According to prosecution documents, Ignatova and her accomplices promised buyers a five- to ten-fold return on their investment.

There was frenzied shopping. Investors contributed approximately four billion dollars to OneCoin between the fourth quarters of 2014 and 2016.

According to court papers, US investors donated approximately $50 million.

Ignatova took full advantage of the wild speculation that followed the early days of cryptocurrencies by timing her strategy perfectly.

Unlike other cryptocurrencies, OneCoin was not mined. OneCoin was produced using software rather than a large number of powerful servers.

Prosecutors have obtained an email exchange between Ignatova and Greenwood from August 2014 in which she remarked, “We don’t actually mine, we just tell people shit.”

The value of OneCoin, like that of other cryptocurrencies, was wholly controlled by the firm and was not determined by open market supply and demand.

The concerns initially appeared in 2016

When investors were unable to sell their OneCoins in order to recoup their initial investments, the façade began to crumble in 2016. On the Internet, word spread that the deal was a scam.

The press began to investigate.

Federal investigators from the United States and other countries became engaged.

It’s unclear what happened to Ignatova’s marriage.

However, the FBI claimed that she discovered OneCoin was under investigation after bugging her American boyfriend’s residence and discovering he was assisting a federal probe into her company’s business activities.

The person you trust the most usually betrays you

In October 2017, the US Department of Justice brought charges against Ignatova.
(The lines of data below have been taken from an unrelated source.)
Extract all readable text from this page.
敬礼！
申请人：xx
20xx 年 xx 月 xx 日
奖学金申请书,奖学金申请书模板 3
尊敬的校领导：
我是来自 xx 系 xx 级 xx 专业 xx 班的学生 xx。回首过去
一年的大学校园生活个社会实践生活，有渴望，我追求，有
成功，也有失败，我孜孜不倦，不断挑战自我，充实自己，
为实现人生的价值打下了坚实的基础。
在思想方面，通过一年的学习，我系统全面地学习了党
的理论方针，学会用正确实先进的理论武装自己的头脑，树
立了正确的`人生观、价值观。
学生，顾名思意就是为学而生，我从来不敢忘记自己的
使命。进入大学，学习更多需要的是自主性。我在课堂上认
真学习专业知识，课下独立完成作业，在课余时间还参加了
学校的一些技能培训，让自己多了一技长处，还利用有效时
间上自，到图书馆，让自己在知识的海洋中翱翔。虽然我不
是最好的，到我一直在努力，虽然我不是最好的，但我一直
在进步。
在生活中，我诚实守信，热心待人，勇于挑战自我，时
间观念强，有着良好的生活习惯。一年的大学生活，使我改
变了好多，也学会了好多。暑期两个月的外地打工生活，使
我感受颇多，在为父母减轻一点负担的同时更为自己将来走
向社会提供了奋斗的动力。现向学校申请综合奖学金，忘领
The allegations are for conspiracy to commit wire fraud, securities fraud, wire fraud, and money laundering conspiracy.

Each of these offences has a maximum punishment of 20 years in jail.
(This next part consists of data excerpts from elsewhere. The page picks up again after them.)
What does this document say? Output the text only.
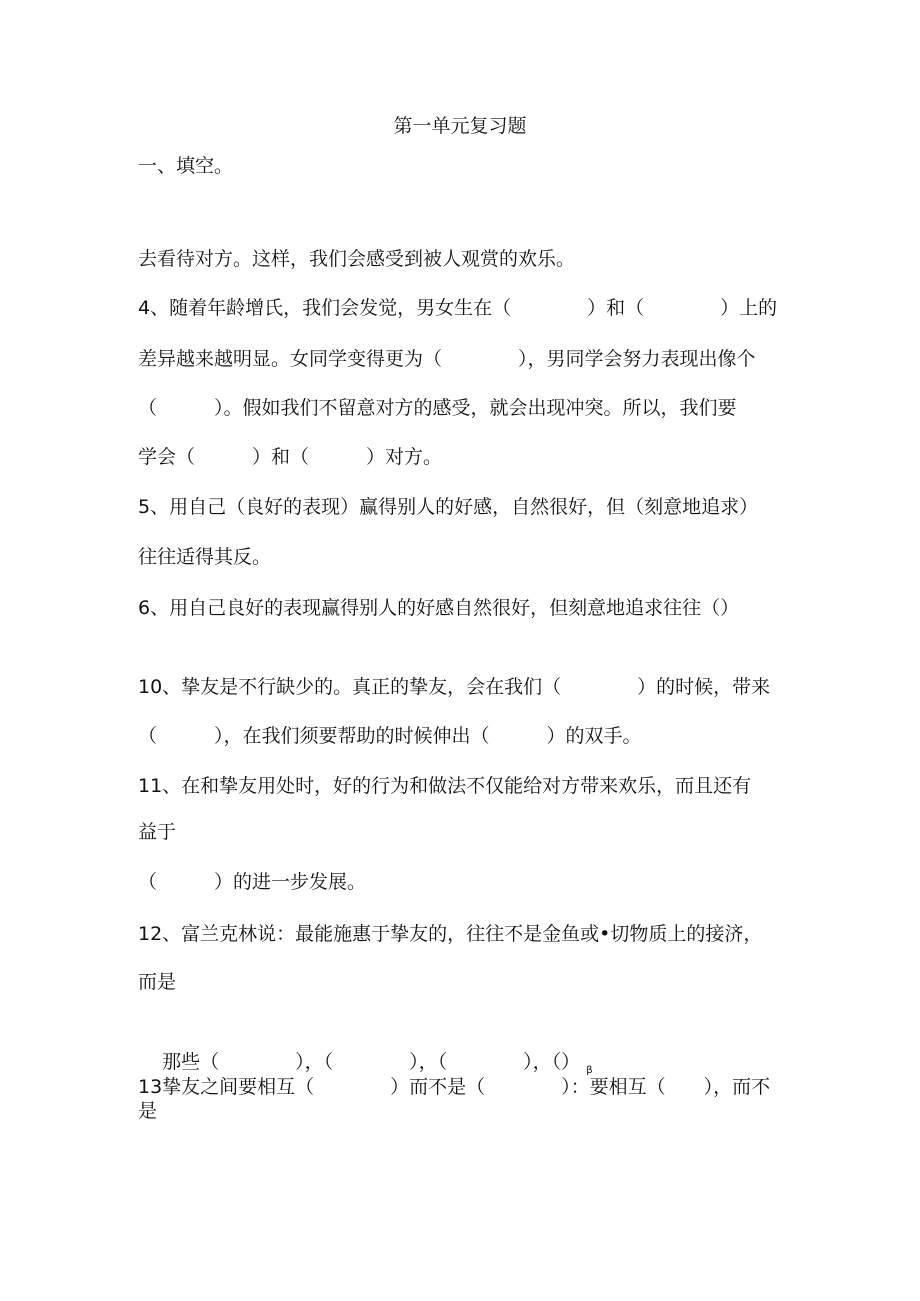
第一单元复习题
一、填空。
去看待对方。这样，我们会感受到被人观赏的欢乐。
4、随着年龄增氏，我们会发觉，男女生在（　　　　）和（　　　　）上的
差异越来越明显。女同学变得更为（　　　　），男同学会努力表现出像个
（　　　）。假如我们不留意对方的感受，就会出现冲突。所以，我们要
学会（　　　）和（　　　）对方。
5、用自己（良好的表现）赢得别人的好感，自然很好，但（刻意地追求）
往往适得其反。
6、用自己良好的表现赢得别人的好感自然很好，但刻意地追求往往（）
10、挚友是不行缺少的。真正的挚友，会在我们（　　　　）的时候，带来
（　　　），在我们须要帮助的时候伸出（　　　）的双手。
11、在和挚友用处时，好的行为和做法不仅能给对方带来欢乐，而且还有
益于
（　　　）的进一步发展。
12、富兰克林说：最能施惠于挚友的，往往不是金鱼或•切物质上的接济，
而是

那些（　　　　），（　　　　），（　　　　），（） $_\beta$

13挚友之间要相互（　　　　）而不是（　　　　）：要相互（　　），而不
是
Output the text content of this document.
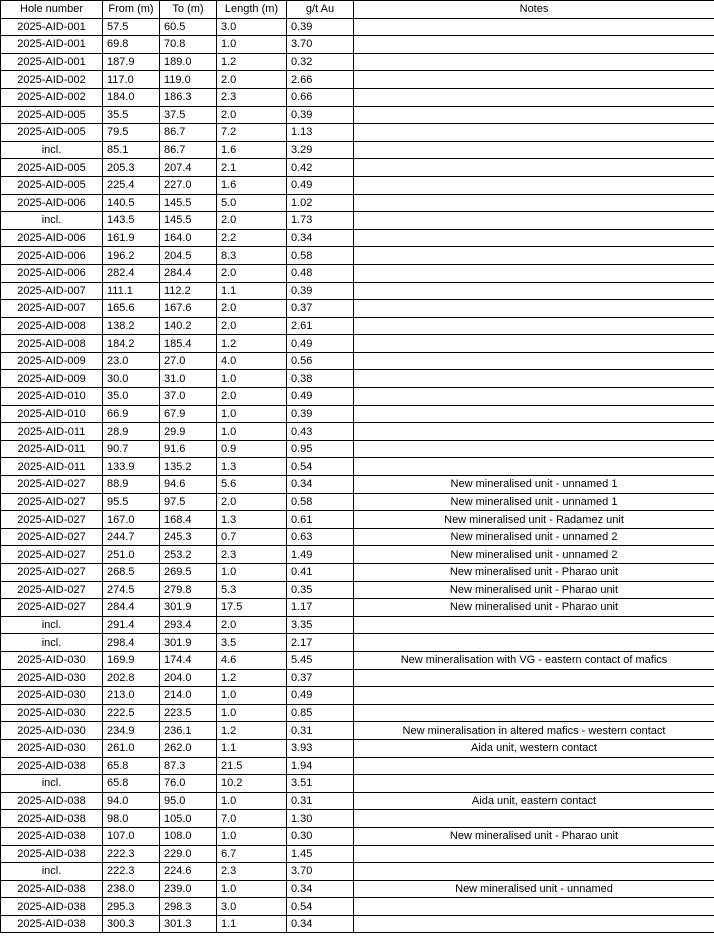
Hole number	From (m)	To (m)	Length (m)	g/t Au	Notes
2025-AID-001	57.5	60.5	3.0	0.39	
2025-AID-001	69.8	70.8	1.0	3.70	
2025-AID-001	187.9	189.0	1.2	0.32	
2025-AID-002	117.0	119.0	2.0	2.66	
2025-AID-002	184.0	186.3	2.3	0.66	
2025-AID-005	35.5	37.5	2.0	0.39	
2025-AID-005	79.5	86.7	7.2	1.13	
incl.	85.1	86.7	1.6	3.29	
2025-AID-005	205.3	207.4	2.1	0.42	
2025-AID-005	225.4	227.0	1.6	0.49	
2025-AID-006	140.5	145.5	5.0	1.02	
incl.	143.5	145.5	2.0	1.73	
2025-AID-006	161.9	164.0	2.2	0.34	
2025-AID-006	196.2	204.5	8.3	0.58	
2025-AID-006	282.4	284.4	2.0	0.48	
2025-AID-007	111.1	112.2	1.1	0.39	
2025-AID-007	165.6	167.6	2.0	0.37	
2025-AID-008	138.2	140.2	2.0	2.61	
2025-AID-008	184.2	185.4	1.2	0.49	
2025-AID-009	23.0	27.0	4.0	0.56	
2025-AID-009	30.0	31.0	1.0	0.38	
2025-AID-010	35.0	37.0	2.0	0.49	
2025-AID-010	66.9	67.9	1.0	0.39	
2025-AID-011	28.9	29.9	1.0	0.43	
2025-AID-011	90.7	91.6	0.9	0.95	
2025-AID-011	133.9	135.2	1.3	0.54	
2025-AID-027	88.9	94.6	5.6	0.34	New mineralised unit - unnamed 1
2025-AID-027	95.5	97.5	2.0	0.58	New mineralised unit - unnamed 1
2025-AID-027	167.0	168.4	1.3	0.61	New mineralised unit - Radamez unit
2025-AID-027	244.7	245.3	0.7	0.63	New mineralised unit - unnamed 2
2025-AID-027	251.0	253.2	2.3	1.49	New mineralised unit - unnamed 2
2025-AID-027	268.5	269.5	1.0	0.41	New mineralised unit - Pharao unit
2025-AID-027	274.5	279.8	5.3	0.35	New mineralised unit - Pharao unit
2025-AID-027	284.4	301.9	17.5	1.17	New mineralised unit - Pharao unit
incl.	291.4	293.4	2.0	3.35	
incl.	298.4	301.9	3.5	2.17	
2025-AID-030	169.9	174.4	4.6	5.45	New mineralisation with VG - eastern contact of mafics
2025-AID-030	202.8	204.0	1.2	0.37	
2025-AID-030	213.0	214.0	1.0	0.49	
2025-AID-030	222.5	223.5	1.0	0.85	
2025-AID-030	234.9	236.1	1.2	0.31	New mineralisation in altered mafics - western contact
2025-AID-030	261.0	262.0	1.1	3.93	Aida unit, western contact
2025-AID-038	65.8	87.3	21.5	1.94	
incl.	65.8	76.0	10.2	3.51	
2025-AID-038	94.0	95.0	1.0	0.31	Aida unit, eastern contact
2025-AID-038	98.0	105.0	7.0	1.30	
2025-AID-038	107.0	108.0	1.0	0.30	New mineralised unit - Pharao unit
2025-AID-038	222.3	229.0	6.7	1.45	
incl.	222.3	224.6	2.3	3.70	
2025-AID-038	238.0	239.0	1.0	0.34	New mineralised unit - unnamed
2025-AID-038	295.3	298.3	3.0	0.54	
2025-AID-038	300.3	301.3	1.1	0.34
She was also charged with securities fraud, which carries a possible five-year prison sentence.

A federal judge in New York has issued a warrant for her arrest.

2017: All traces of her disappeared

On October 25, 2017, she took a commercial trip from Sofia to Athens. After that, she vanished, putting her business associates in charge of the collapsing corporation.
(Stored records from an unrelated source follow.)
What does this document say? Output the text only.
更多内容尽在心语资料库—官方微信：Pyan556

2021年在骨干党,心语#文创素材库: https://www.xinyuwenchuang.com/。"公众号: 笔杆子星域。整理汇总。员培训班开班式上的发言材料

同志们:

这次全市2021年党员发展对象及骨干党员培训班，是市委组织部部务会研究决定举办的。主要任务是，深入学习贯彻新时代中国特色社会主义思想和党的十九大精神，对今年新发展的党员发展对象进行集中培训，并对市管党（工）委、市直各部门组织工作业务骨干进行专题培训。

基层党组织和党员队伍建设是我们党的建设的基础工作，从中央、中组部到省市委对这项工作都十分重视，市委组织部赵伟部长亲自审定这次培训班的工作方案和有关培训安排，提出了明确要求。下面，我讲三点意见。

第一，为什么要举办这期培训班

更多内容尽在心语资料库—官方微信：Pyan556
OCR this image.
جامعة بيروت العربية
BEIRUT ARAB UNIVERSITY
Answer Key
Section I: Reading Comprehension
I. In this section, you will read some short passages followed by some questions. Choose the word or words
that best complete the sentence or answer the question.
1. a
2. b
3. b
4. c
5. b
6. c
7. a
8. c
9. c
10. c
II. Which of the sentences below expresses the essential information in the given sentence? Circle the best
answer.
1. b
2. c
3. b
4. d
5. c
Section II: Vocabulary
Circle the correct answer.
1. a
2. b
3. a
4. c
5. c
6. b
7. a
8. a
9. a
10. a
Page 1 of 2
According to the FBI, she left Athens on a German passport and may have gone to Germany, Russia, the United Arab Emirates, Eastern Europe, or even back to Bulgaria.

A $100,000 reward is being offered by the FBI for information that results in her arrest.

Ruja made off with a sizable sum of money. I suppose she’s taking advantage of the fact that you can make a lot of friends with money.

Her partners were arrested

Not so fortunate were her partners. After being detained in July 2018 at his Koh Samui, Thailand, home, Greenwood was extradited to the United States.

He entered a guilty plea to wire fraud, conspiracy to commit fraud, and conspiracy to commit money laundering in December of that same year. He is being held and could spend twenty years in prison on each of the three charges.

Konstantin Ignatov, Ignatov’s brother, was taken into custody at Los Angeles International Airport in March 2019. He was on a business trip to the US and was getting ready to take a plane back to Bulgaria.

Subsequently, akin to a scene from a movie, he was shackled by five large guys dressed in suits and led to an interrogation room where he was repeatedly questioned about his sister’s disappearance.

Ignatov entered a guilty plea, and the punishment ought to be given.

OneCoin is no longer in operation, and its website has been taken down.

However, its creator, a long-dressed woman adorned with dazzling jewels, managed to get away from the law.

The location of the crypto queen is still unknown more than five years after she disembarked from a plane in Greece.